If after independence somebody wrote a future. Finance story of India, they may not have
predicted the market that faces a retail consumer today. Till 1990s, savings and investing
decisions were dependent on the government. No wonder India‟s household chose gold
and real estate as saving sumps. The financial sector was a reflection of the overall
direction of the nation economy. Costs were high, service poor in state-owned and run
finance. But post 1991, when India chose to open its economy for world change came
suddenly. Some seventy fifth of Indian saving is completed by households. Some sixty
six of that's into assets and gold.
The savings and investment patterns in Asian nation have seen some changes gap up our
economy has crystal rectifier to variations in our lifestyles and in our consumption habits.
This successively has influenced however folks save and invest their cash. All of this has
contributed to a series of continuous ups and downs within the economy.
In the last decade and a 0.5 ending March 2016, because the GDP grew from Bureau of
Intelligence and Research zero.23 hundred thousand large integer to Bureau of
Intelligence and Research one.36 hundred thousand large integer, social unit savings as a
quantitative relation of GDP had fallen from twenty two % to nineteen %. At constant
time, money savings as a share of social unit savings has fallen from forty five to forty %.

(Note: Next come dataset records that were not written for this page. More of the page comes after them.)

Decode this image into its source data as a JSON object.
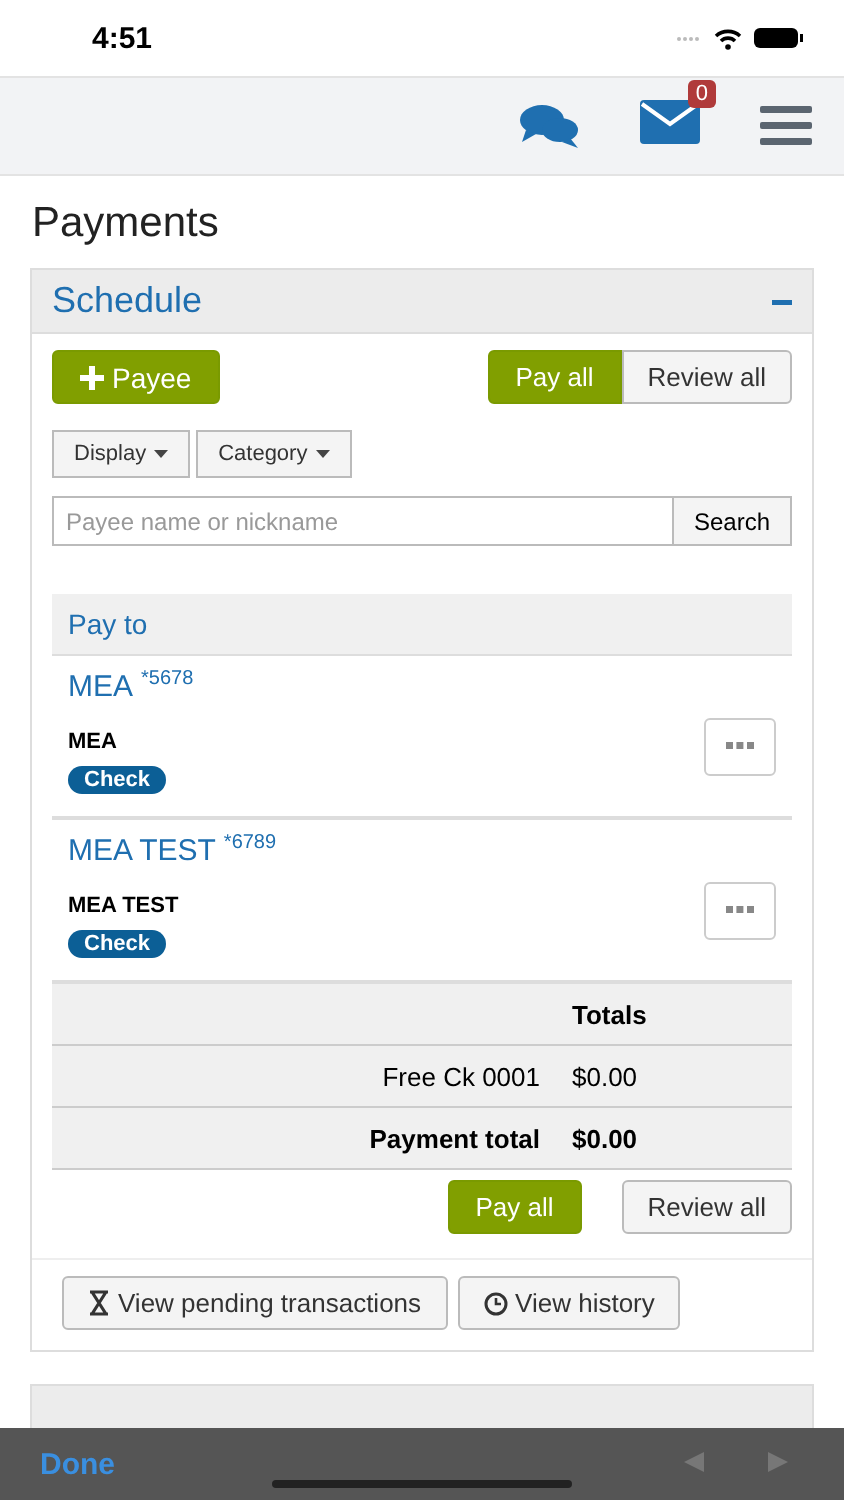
{
  "status_bar": {
    "time": "4:51"
  },
  "nav": {
    "messages_count": "0"
  },
  "page_title": "Payments",
  "schedule": {
    "title": "Schedule",
    "expanded": true,
    "add_payee": "Payee",
    "pay_all": "Pay all",
    "review_all": "Review all",
    "filters": [
      "Display",
      "Category"
    ],
    "search": {
      "placeholder": "Payee name or nickname",
      "button": "Search"
    },
    "pay_to_heading": "Pay to",
    "payees": [
      {
        "name": "MEA",
        "account": "*5678",
        "nickname": "MEA",
        "method": "Check"
      },
      {
        "name": "MEA TEST",
        "account": "*6789",
        "nickname": "MEA TEST",
        "method": "Check"
      }
    ],
    "totals": {
      "heading": "Totals",
      "rows": [
        {
          "kind": "line",
          "label": "Free Ck 0001",
          "amount": "$0.00"
        },
        {
          "kind": "grand",
          "label": "Payment total",
          "amount": "$0.00"
        }
      ]
    },
    "bottom_pay_all": "Pay all",
    "bottom_review_all": "Review all",
    "links": [
      {
        "kind": "pending",
        "label": "View pending transactions"
      },
      {
        "kind": "history",
        "label": "View history"
      }
    ]
  },
  "keyboard_bar": {
    "done": "Done",
    "prev_disabled": true,
    "next_disabled": true
  }
}
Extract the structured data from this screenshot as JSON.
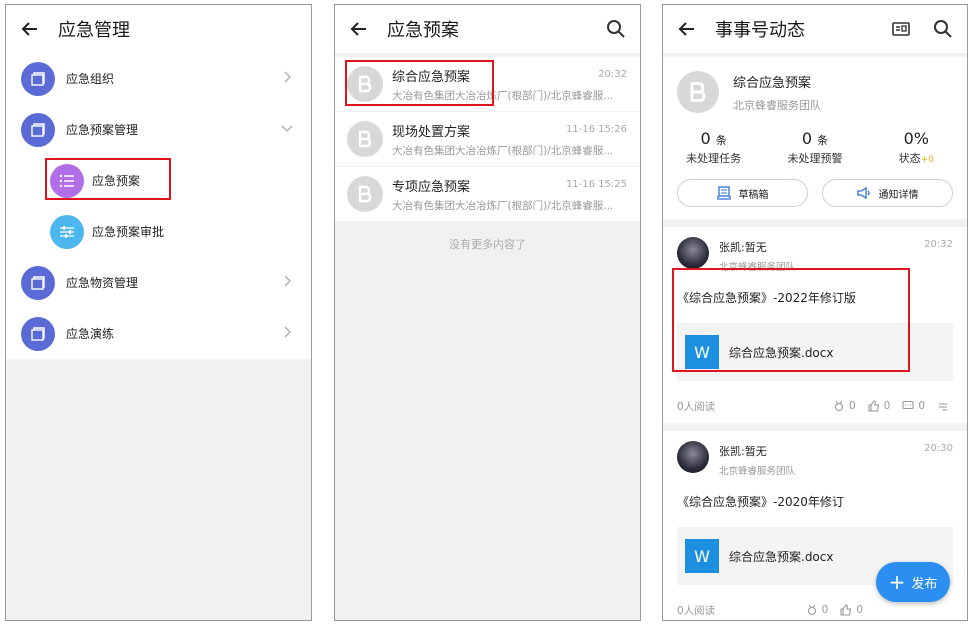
{
  "panel1": {
    "title": "应急管理",
    "menu": [
      {
        "label": "应急组织"
      },
      {
        "label": "应急预案管理"
      },
      {
        "label": "应急物资管理"
      },
      {
        "label": "应急演练"
      }
    ],
    "submenu": [
      {
        "label": "应急预案",
        "color": "#b06fe6"
      },
      {
        "label": "应急预案审批",
        "color": "#4cb6ef"
      }
    ]
  },
  "panel2": {
    "title": "应急预案",
    "items": [
      {
        "title": "综合应急预案",
        "subtitle": "大冶有色集团大冶冶炼厂(根部门)/北京蜂睿服...",
        "time": "20:32"
      },
      {
        "title": "现场处置方案",
        "subtitle": "大冶有色集团大冶冶炼厂(根部门)/北京蜂睿服...",
        "time": "11-16 15:26"
      },
      {
        "title": "专项应急预案",
        "subtitle": "大冶有色集团大冶冶炼厂(根部门)/北京蜂睿服...",
        "time": "11-16 15:25"
      }
    ],
    "no_more": "没有更多内容了"
  },
  "panel3": {
    "title": "事事号动态",
    "account": {
      "name": "综合应急预案",
      "team": "北京蜂睿服务团队"
    },
    "stats": [
      {
        "num": "0",
        "unit": "条",
        "caption": "未处理任务",
        "extra": ""
      },
      {
        "num": "0",
        "unit": "条",
        "caption": "未处理预警",
        "extra": ""
      },
      {
        "num": "0%",
        "unit": "",
        "caption": "状态",
        "extra": "+0"
      }
    ],
    "drafts_label": "草稿箱",
    "notice_label": "通知详情",
    "posts": [
      {
        "author": "张凯:暂无",
        "org": "北京蜂睿服务团队",
        "time": "20:32",
        "title": "《综合应急预案》-2022年修订版",
        "file_letter": "W",
        "file": "综合应急预案.docx",
        "reads": "0人阅读",
        "c1": "0",
        "c2": "0",
        "c3": "0"
      },
      {
        "author": "张凯:暂无",
        "org": "北京蜂睿服务团队",
        "time": "20:30",
        "title": "《综合应急预案》-2020年修订",
        "file_letter": "W",
        "file": "综合应急预案.docx",
        "reads": "0人阅读",
        "c1": "0",
        "c2": "0"
      }
    ],
    "fab_label": "发布"
  },
  "colors": {
    "accent": "#2a8ff0",
    "highlight_box": "#e0141e",
    "menu_icon": "#5b6bd6"
  }
}
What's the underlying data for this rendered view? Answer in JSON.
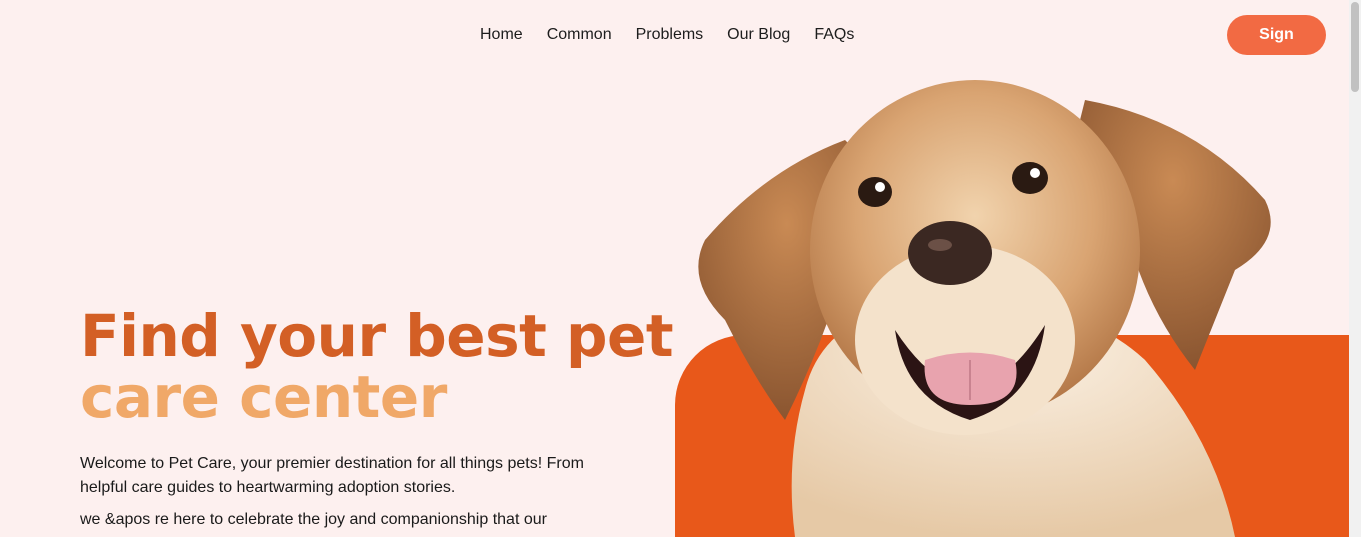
{
  "nav": {
    "links": [
      "Home",
      "Common",
      "Problems",
      "Our Blog",
      "FAQs"
    ],
    "sign_label": "Sign"
  },
  "hero": {
    "title_line1": "Find your best pet",
    "title_line2": "care center",
    "paragraph1": "Welcome to Pet Care, your premier destination for all things pets! From helpful care guides to heartwarming adoption stories.",
    "paragraph2": "we &apos re here to celebrate the joy and companionship that our",
    "image_alt": "dog-image"
  },
  "colors": {
    "accent": "#f26a43",
    "title_dark": "#d35f25",
    "title_light": "#f0a868",
    "orange_block": "#e8581a",
    "background": "#fdf0ef"
  }
}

Thus, not solely had social unit savings been falling, the speed of economic savings as a
proportion of overall savings was additionally returning down. Looking at some of the
investment opportunities:-
fixed deposit or keep money in saving account as this would easily fetch them
return of 6% with risk is low. More than 95% Indian households prefer to park
their money in bank deposit.
4. DEBT FUNDS, COMPANY FD & TAX SAVING FD:- Debt fund can provide
higher return than normal FDs. For short term liquid fund can help one earn up to
10% interest whereas for long term, smart investing can yield up to 15% interest.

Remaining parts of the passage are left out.